I am starting to see color on the sourwood buds (15 June) on the trees in full sun along the road ways. Mine in the forest, I am having a hard time seeing the fingers that the buds will develop on. The bad news is: this sourwood season is starting a few weeks early. The good news is: with lots of water at root level there should be plenty of nectar no matter how hot it gets. The other good news is: with the sunny trees opening significantly ahead of the forest trees there should be a nice long sourwood season. The longest I have seen is 7 weeks. The shortest 2 weeks. Four to five would be about normal. What can hurt the sourwood season? Heavy rain and wind, or hail. Sourwood blossoms are fairly fragile so watch the ground under a sourwood tree for early blossom drop caused by the weather. Sourwood blossoms are 5 rows of bells. They bloom starting at the stem and a new bell opens every couple of days until the whole row (10-12 bells) is open. Then after a few days the upper bells are fertilized and stop producing nectar.

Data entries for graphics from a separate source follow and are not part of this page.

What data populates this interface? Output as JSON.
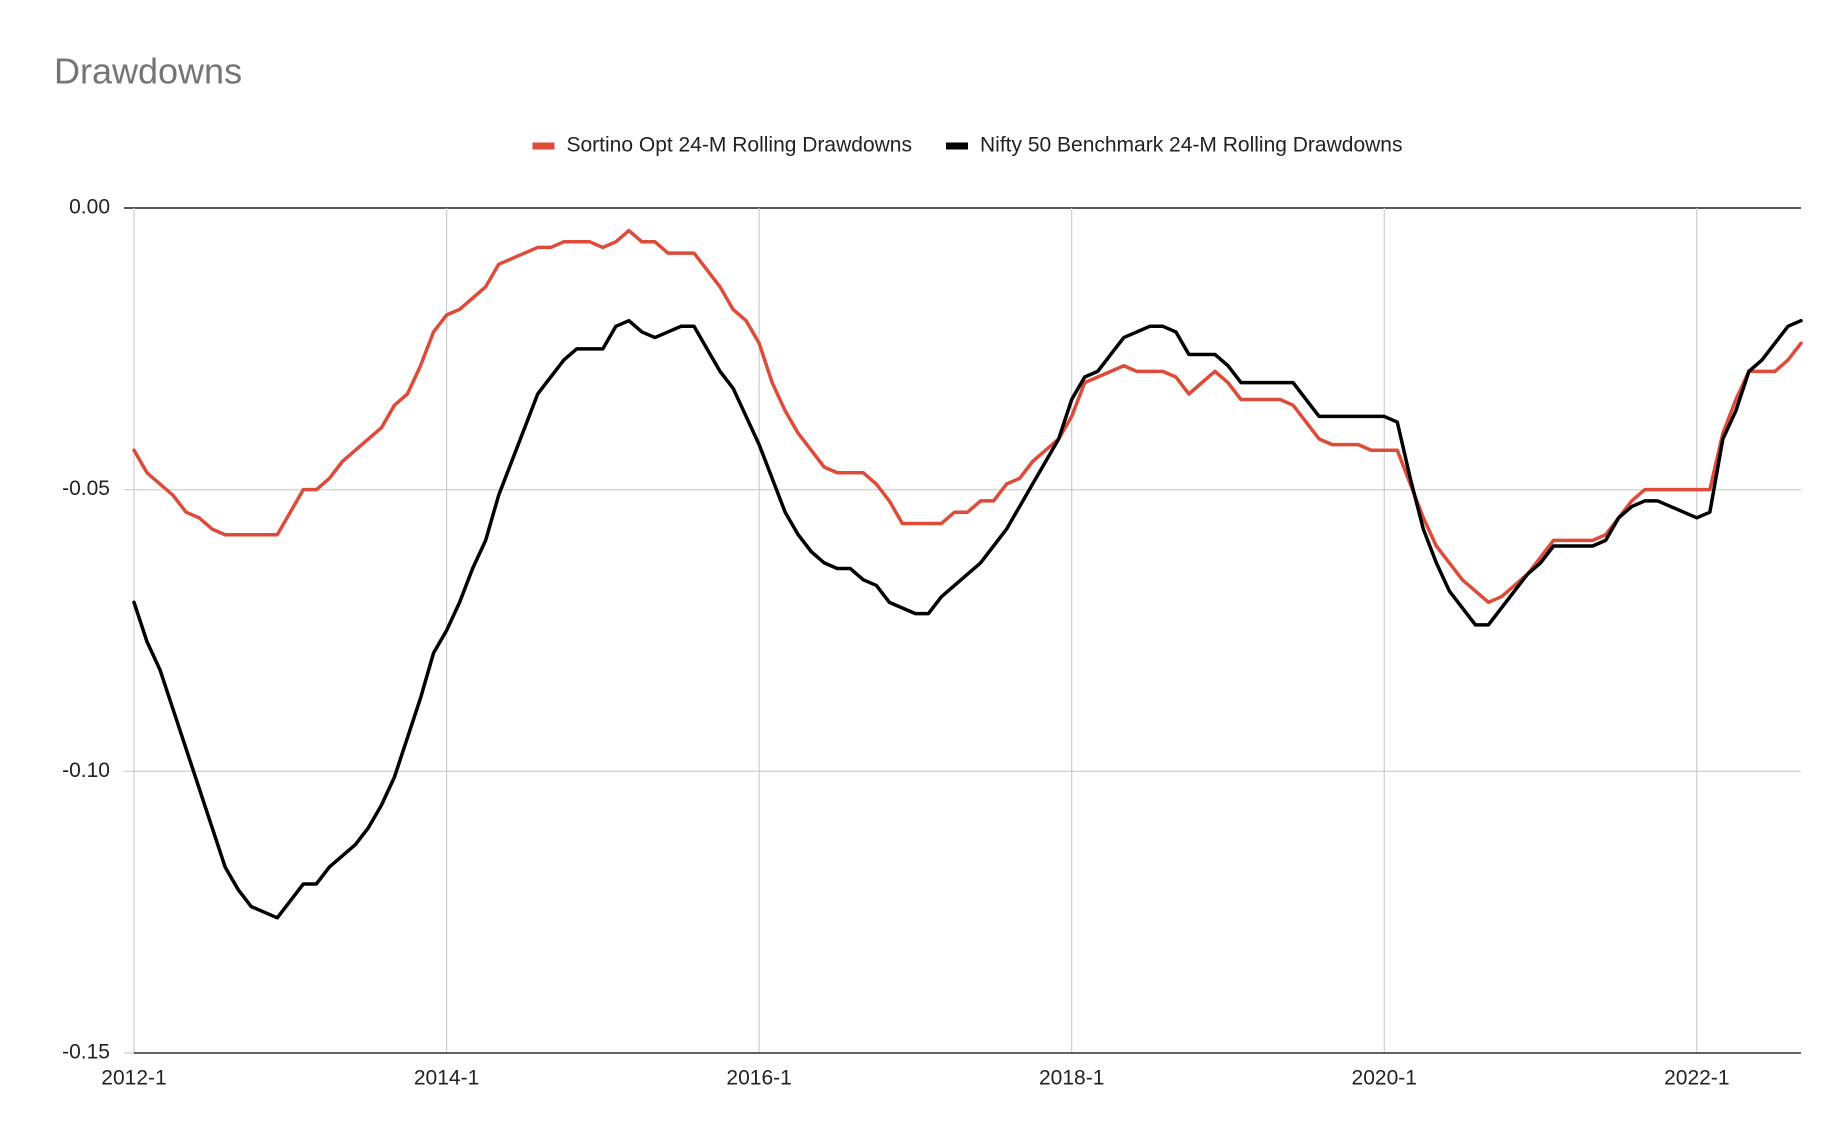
{
  "chart_data": {
    "type": "line",
    "title": "Drawdowns",
    "categories": [
      "2012-1",
      null,
      null,
      null,
      null,
      null,
      null,
      null,
      null,
      null,
      null,
      null,
      null,
      null,
      null,
      null,
      null,
      null,
      null,
      null,
      null,
      null,
      null,
      null,
      "2014-1",
      null,
      null,
      null,
      null,
      null,
      null,
      null,
      null,
      null,
      null,
      null,
      null,
      null,
      null,
      null,
      null,
      null,
      null,
      null,
      null,
      null,
      null,
      null,
      "2016-1",
      null,
      null,
      null,
      null,
      null,
      null,
      null,
      null,
      null,
      null,
      null,
      null,
      null,
      null,
      null,
      null,
      null,
      null,
      null,
      null,
      null,
      null,
      null,
      "2018-1",
      null,
      null,
      null,
      null,
      null,
      null,
      null,
      null,
      null,
      null,
      null,
      null,
      null,
      null,
      null,
      null,
      null,
      null,
      null,
      null,
      null,
      null,
      null,
      "2020-1",
      null,
      null,
      null,
      null,
      null,
      null,
      null,
      null,
      null,
      null,
      null,
      null,
      null,
      null,
      null,
      null,
      null,
      null,
      null,
      null,
      null,
      null,
      null,
      "2022-1",
      null,
      null,
      null,
      null,
      null,
      null,
      null,
      null
    ],
    "series": [
      {
        "name": "Sortino Opt 24-M Rolling Drawdowns",
        "color": "#dd4b39",
        "values": [
          -0.043,
          -0.047,
          -0.049,
          -0.051,
          -0.054,
          -0.055,
          -0.057,
          -0.058,
          -0.058,
          -0.058,
          -0.058,
          -0.058,
          -0.054,
          -0.05,
          -0.05,
          -0.048,
          -0.045,
          -0.043,
          -0.041,
          -0.039,
          -0.035,
          -0.033,
          -0.028,
          -0.022,
          -0.019,
          -0.018,
          -0.016,
          -0.014,
          -0.01,
          -0.009,
          -0.008,
          -0.007,
          -0.007,
          -0.006,
          -0.006,
          -0.006,
          -0.007,
          -0.006,
          -0.004,
          -0.006,
          -0.006,
          -0.008,
          -0.008,
          -0.008,
          -0.011,
          -0.014,
          -0.018,
          -0.02,
          -0.024,
          -0.031,
          -0.036,
          -0.04,
          -0.043,
          -0.046,
          -0.047,
          -0.047,
          -0.047,
          -0.049,
          -0.052,
          -0.056,
          -0.056,
          -0.056,
          -0.056,
          -0.054,
          -0.054,
          -0.052,
          -0.052,
          -0.049,
          -0.048,
          -0.045,
          -0.043,
          -0.041,
          -0.037,
          -0.031,
          -0.03,
          -0.029,
          -0.028,
          -0.029,
          -0.029,
          -0.029,
          -0.03,
          -0.033,
          -0.031,
          -0.029,
          -0.031,
          -0.034,
          -0.034,
          -0.034,
          -0.034,
          -0.035,
          -0.038,
          -0.041,
          -0.042,
          -0.042,
          -0.042,
          -0.043,
          -0.043,
          -0.043,
          -0.049,
          -0.055,
          -0.06,
          -0.063,
          -0.066,
          -0.068,
          -0.07,
          -0.069,
          -0.067,
          -0.065,
          -0.062,
          -0.059,
          -0.059,
          -0.059,
          -0.059,
          -0.058,
          -0.055,
          -0.052,
          -0.05,
          -0.05,
          -0.05,
          -0.05,
          -0.05,
          -0.05,
          -0.04,
          -0.034,
          -0.029,
          -0.029,
          -0.029,
          -0.027,
          -0.024
        ]
      },
      {
        "name": "Nifty 50 Benchmark 24-M Rolling Drawdowns",
        "color": "#000000",
        "values": [
          -0.07,
          -0.077,
          -0.082,
          -0.089,
          -0.096,
          -0.103,
          -0.11,
          -0.117,
          -0.121,
          -0.124,
          -0.125,
          -0.126,
          -0.123,
          -0.12,
          -0.12,
          -0.117,
          -0.115,
          -0.113,
          -0.11,
          -0.106,
          -0.101,
          -0.094,
          -0.087,
          -0.079,
          -0.075,
          -0.07,
          -0.064,
          -0.059,
          -0.051,
          -0.045,
          -0.039,
          -0.033,
          -0.03,
          -0.027,
          -0.025,
          -0.025,
          -0.025,
          -0.021,
          -0.02,
          -0.022,
          -0.023,
          -0.022,
          -0.021,
          -0.021,
          -0.025,
          -0.029,
          -0.032,
          -0.037,
          -0.042,
          -0.048,
          -0.054,
          -0.058,
          -0.061,
          -0.063,
          -0.064,
          -0.064,
          -0.066,
          -0.067,
          -0.07,
          -0.071,
          -0.072,
          -0.072,
          -0.069,
          -0.067,
          -0.065,
          -0.063,
          -0.06,
          -0.057,
          -0.053,
          -0.049,
          -0.045,
          -0.041,
          -0.034,
          -0.03,
          -0.029,
          -0.026,
          -0.023,
          -0.022,
          -0.021,
          -0.021,
          -0.022,
          -0.026,
          -0.026,
          -0.026,
          -0.028,
          -0.031,
          -0.031,
          -0.031,
          -0.031,
          -0.031,
          -0.034,
          -0.037,
          -0.037,
          -0.037,
          -0.037,
          -0.037,
          -0.037,
          -0.038,
          -0.048,
          -0.057,
          -0.063,
          -0.068,
          -0.071,
          -0.074,
          -0.074,
          -0.071,
          -0.068,
          -0.065,
          -0.063,
          -0.06,
          -0.06,
          -0.06,
          -0.06,
          -0.059,
          -0.055,
          -0.053,
          -0.052,
          -0.052,
          -0.053,
          -0.054,
          -0.055,
          -0.054,
          -0.041,
          -0.036,
          -0.029,
          -0.027,
          -0.024,
          -0.021,
          -0.02
        ]
      }
    ],
    "ylim": [
      -0.15,
      0
    ],
    "yticks": [
      {
        "value": -0.15,
        "label": "-0.15"
      },
      {
        "value": -0.1,
        "label": "-0.10"
      },
      {
        "value": -0.05,
        "label": "-0.05"
      },
      {
        "value": 0,
        "label": "0.00"
      }
    ],
    "grid": true,
    "legend": "top"
  }
}
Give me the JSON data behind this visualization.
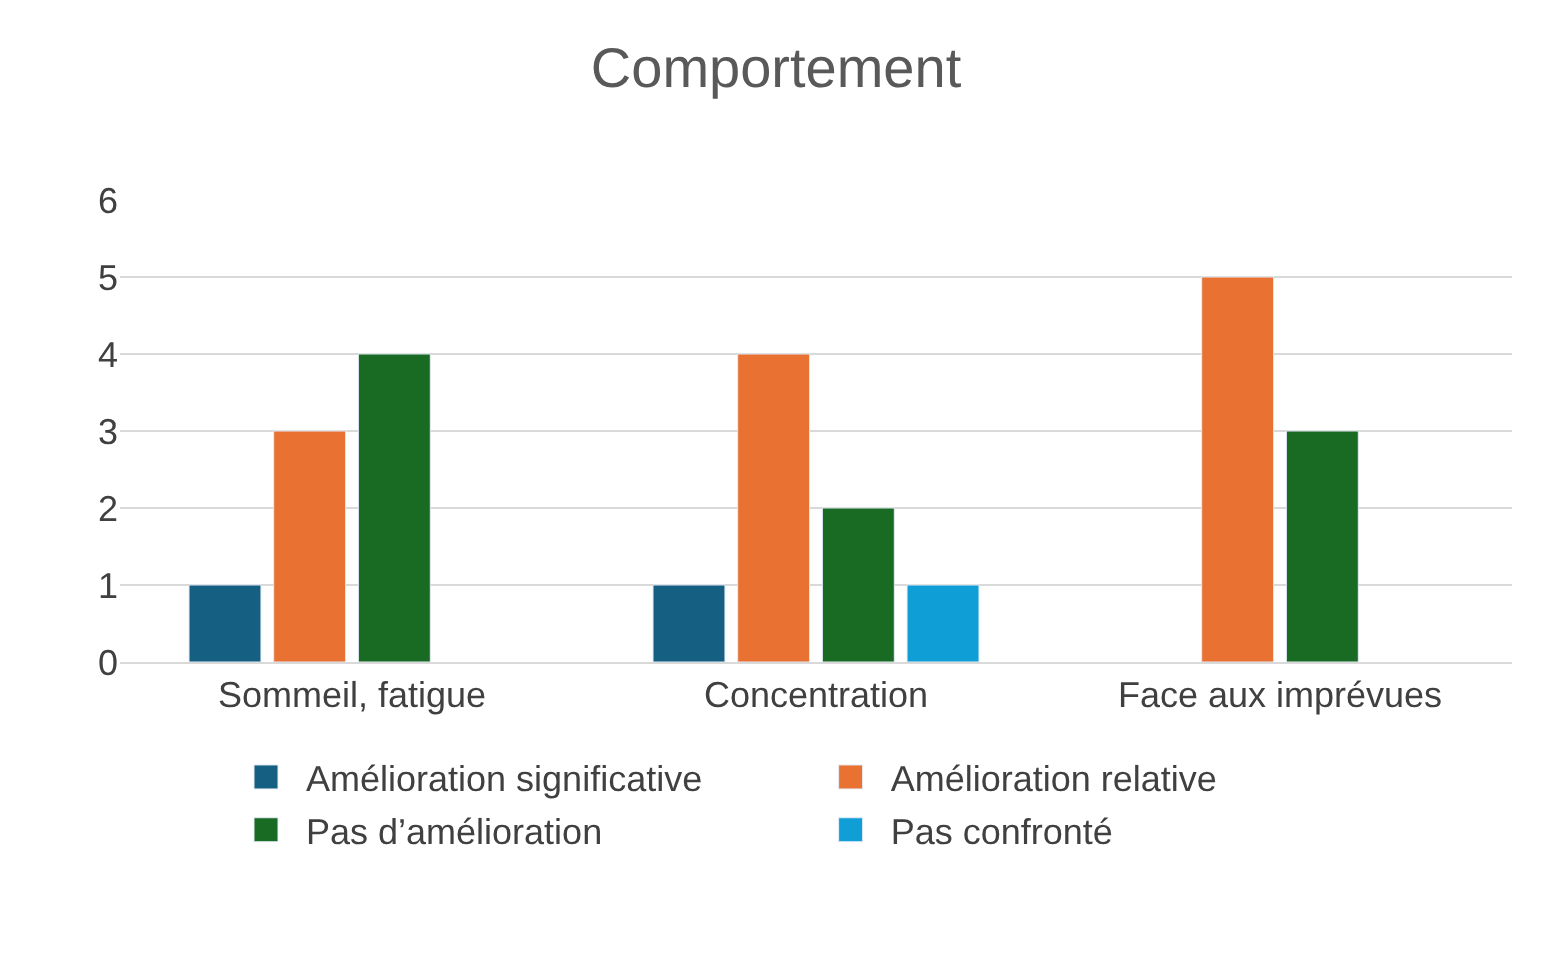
{
  "chart_data": {
    "type": "bar",
    "title": "Comportement",
    "categories": [
      "Sommeil, fatigue",
      "Concentration",
      "Face aux imprévues"
    ],
    "series": [
      {
        "name": "Amélioration significative",
        "color": "#156082",
        "values": [
          1,
          1,
          null
        ]
      },
      {
        "name": "Amélioration relative",
        "color": "#e97132",
        "values": [
          3,
          4,
          5
        ]
      },
      {
        "name": "Pas d’amélioration",
        "color": "#196b24",
        "values": [
          4,
          2,
          3
        ]
      },
      {
        "name": "Pas confronté",
        "color": "#0f9ed5",
        "values": [
          null,
          1,
          null
        ]
      }
    ],
    "ylim": [
      0,
      6
    ],
    "yticks": [
      0,
      1,
      2,
      3,
      4,
      5,
      6
    ],
    "grid": "y",
    "legend": "bottom"
  }
}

If you are near a mountain, or can move your bees somewhere significantly up hill from the starting location of you apiary, you can gain about a week with every vertical 100feet. If you back up to a higher mountain within 1 ½ miles of your apiary the bees will forage up hill without moving the hive. Long foraging flights will slow down the honey collection so this is where lots of bees in the colony helps keep the honey flowing.

If you do not have enough honey supers for sourwood honey, don’t procrastinate on spinning your honey out so you can reuse you honey supers. You want to get the capped spring honey off the hives. This will crowd the worker bees onto the open spring honey and get it filled and capped with the wild flowers that are out there. This will keep from mixing sourwood with spring flow. You can pull the capped frames from you honey supers that have some uncapped frames, and consolidate them in full capped supers. Then consolidate the uncapped honey in your strongest hives to get finished capping. On the hives without honey supers, place empty pulled comb supers or foundation frames (or a mix there of) to keep the hive busy.

Once your honey supers are pulled off the hive and stacked in the garage, remember they start drawing moisture from the air. You will want to control the humidity around the supers unless you are going to sling them out immediately. Remember what you were saying while you where pulling the supers? “Gosh, it sure is hot and humid out here!” or something like that.

NEXT: plan ahead!

Get ready to split you hives as soon as sourwood ends. When you pull off all you honey supers there will be too many bees for the space in the hive. Save these bees and put them to work while there are still flowers blooming. Commonly we call these weeds. You can add a second hive body allowing the colony collect winter stores. Lots of beekeepers that say they are single hive body keepers really stretch out and put an empty honey super on to collect those winter stores. So they really are one and ½ hive body keepers. That is okay, but a full second hive body can provide that little extra storage that may be necessary to get through the winter. Also, if the colony makes it through to next spring it will be real easy to divide and create another colony. You can put a second hive body on a single hive body, alternating filled frames with not filled (or foundation). After a few days the bees will be evenly divided between the two boxes and you can split them. One box will have the queen and the other will draw a queen. If done early enough both hives should be robust enough to make it through the winter. You can use this time to even the population between hives. Just put a wet honey super (one where the honey was extracted) on a strong hive. Tomorrow the super will be full of bees. Move it with the bees to the weak hive. Place a sheet of news paper with 5-6 very small slits in it between the weak hive and the wet super of bees. In three days the group will have eaten holes in the news paper and be partying all over the hive.

Get your mite control program ready to implement. You want to knock the mites down as soon as you can so more healthy bees will be born before winter sets in.